I walked. Lucia's body walked, directed by my intentions. I turned down an alley because I wanted to, and her legs carried me there. I ran my fingers — her fingers — along a rough plaster wall and felt every grain of it. I stopped at a fountain and tasted the water. It was cold and slightly mineral and completely real.
I cried. Not dramatically. Just tears, quiet ones, because I was there. After seventeen years of watching other people's videos of places like this, I was standing in one.
What Travel Vlogs Don't Give You
Here's what no video, no VR headset, no 8K drone footage can give you: the feeling of wind on your neck while you're looking at something beautiful. The smell of a market. The weight of your body shifting as you climb stairs that someone built four hundred years ago. The involuntary smile that crosses your face — your Host's face — when you taste something incredible for the first time.
Travel content is visual. It's audio, sometimes. LiveThru is everything. It's proprioception and temperature and the ache in your calves after walking uphill and the satisfaction of sitting down at a table with a glass of wine and watching the street go by.
My second session was with Hana K. in Kyoto. I spent two hours walking through Arashiyama bamboo grove and sitting in a moss garden. I could feel the humidity. I could hear insects I've never heard in Ohio. When the wind moved through the bamboo, the sound was so specific and layered that I understood, for the first time, why people write poems about it.
The Math
A round-trip flight to Rome from Columbus: $1,200. Hotel for a week: $1,400. Food, transport, attractions: maybe $800. Total: $3,400 minimum, plus a week of PTO.
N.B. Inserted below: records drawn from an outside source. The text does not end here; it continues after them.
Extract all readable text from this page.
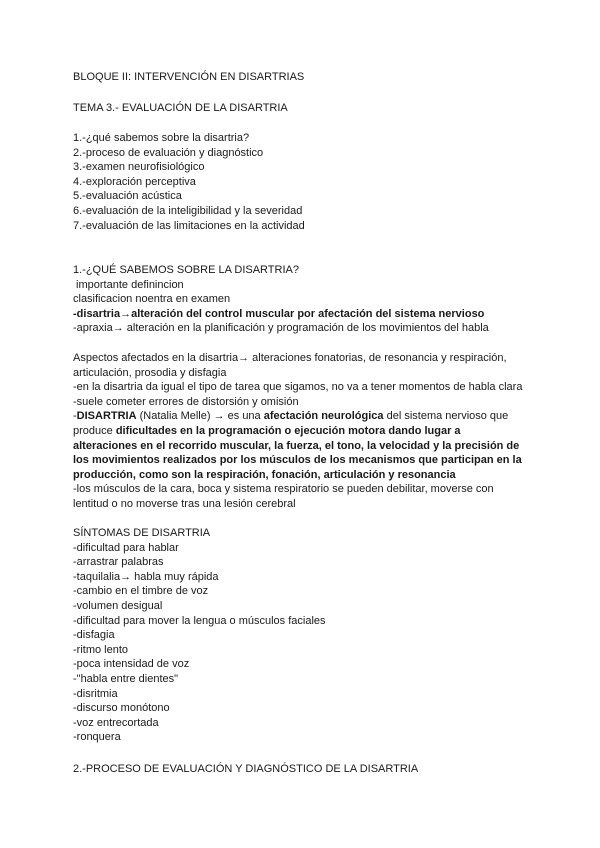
BLOQUE II: INTERVENCIÓN EN DISARTRIAS
TEMA 3.- EVALUACIÓN DE LA DISARTRIA
1.-¿qué sabemos sobre la disartria?
2.-proceso de evaluación y diagnóstico
3.-examen neurofisiológico
4.-exploración perceptiva
5.-evaluación acústica
6.-evaluación de la inteligibilidad y la severidad
7.-evaluación de las limitaciones en la actividad
1.-¿QUÉ SABEMOS SOBRE LA DISARTRIA?
importante definincion
clasificacion noentra en examen
-disartria→alteración del control muscular por afectación del sistema nervioso
-apraxia→ alteración en la planificación y programación de los movimientos del habla
Aspectos afectados en la disartria→ alteraciones fonatorias, de resonancia y respiración,
articulación, prosodia y disfagia
-en la disartria da igual el tipo de tarea que sigamos, no va a tener momentos de habla clara
-suele cometer errores de distorsión y omisión
-DISARTRIA (Natalia Melle) → es una afectación neurológica del sistema nervioso que
produce dificultades en la programación o ejecución motora dando lugar a
alteraciones en el recorrido muscular, la fuerza, el tono, la velocidad y la precisión de
los movimientos realizados por los músculos de los mecanismos que participan en la
producción, como son la respiración, fonación, articulación y resonancia
-los músculos de la cara, boca y sistema respiratorio se pueden debilitar, moverse con
lentitud o no moverse tras una lesión cerebral
SÍNTOMAS DE DISARTRIA
-dificultad para hablar
-arrastrar palabras
-taquilalia→ habla muy rápida
-cambio en el timbre de voz
-volumen desigual
-dificultad para mover la lengua o músculos faciales
-disfagia
-ritmo lento
-poca intensidad de voz
-"habla entre dientes"
-disritmia
-discurso monótono
-voz entrecortada
-ronquera
2.-PROCESO DE EVALUACIÓN Y DIAGNÓSTICO DE LA DISARTRIA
A three-hour LiveThru session with Lucia: $930 plus the 10% platform fee. I was in Rome for three hours, and it cost me a fifth of what a physical trip would have cost, and I didn't burn a single vacation day.
Since September, I've "visited" Rome, Kyoto, Reykjavik, the Colorado Rockies, a beach in Rio, and a laneway bar in Melbourne. Total cost: about $5,800. That's less than one trip to Europe with hotel and flights, and I've been to six places on four continents.
I know what people will say: it's not really traveling. You're not really there. But I need to push back on that. I felt the rain in Reykjavik on my skin. I tasted coxinha in Rio. I smelled eucalyptus on a trail in Boulder. If sensory experience is the foundation of presence — and I think it is — then I was there. More than I'd ever be watching someone's YouTube video from my couch.
What I Tell People
When people ask me about LiveThru, I tell them this: if you've ever looked at a photo of a place and wished you could step into it, this is the closest you'll ever get. It's not a replacement for physical travel. It's something new. Something that didn't exist before.
I still have my "Someday" folder. But now, some of those somedays are happening on Saturday mornings from a pod in Columbus, Ohio. And they're better than I imagined.
My next session is with Erik L. in Iceland. He's taking me to a volcanic hot spring. I can already imagine how it's going to feel, but I know the real thing will be different. That's the point. LiveThru doesn't give you what you imagine. It gives you what's actually there.
Amara J. is a LiveThru Controller based in Columbus, OH. She has completed 14 sessions across six countries since September 2034.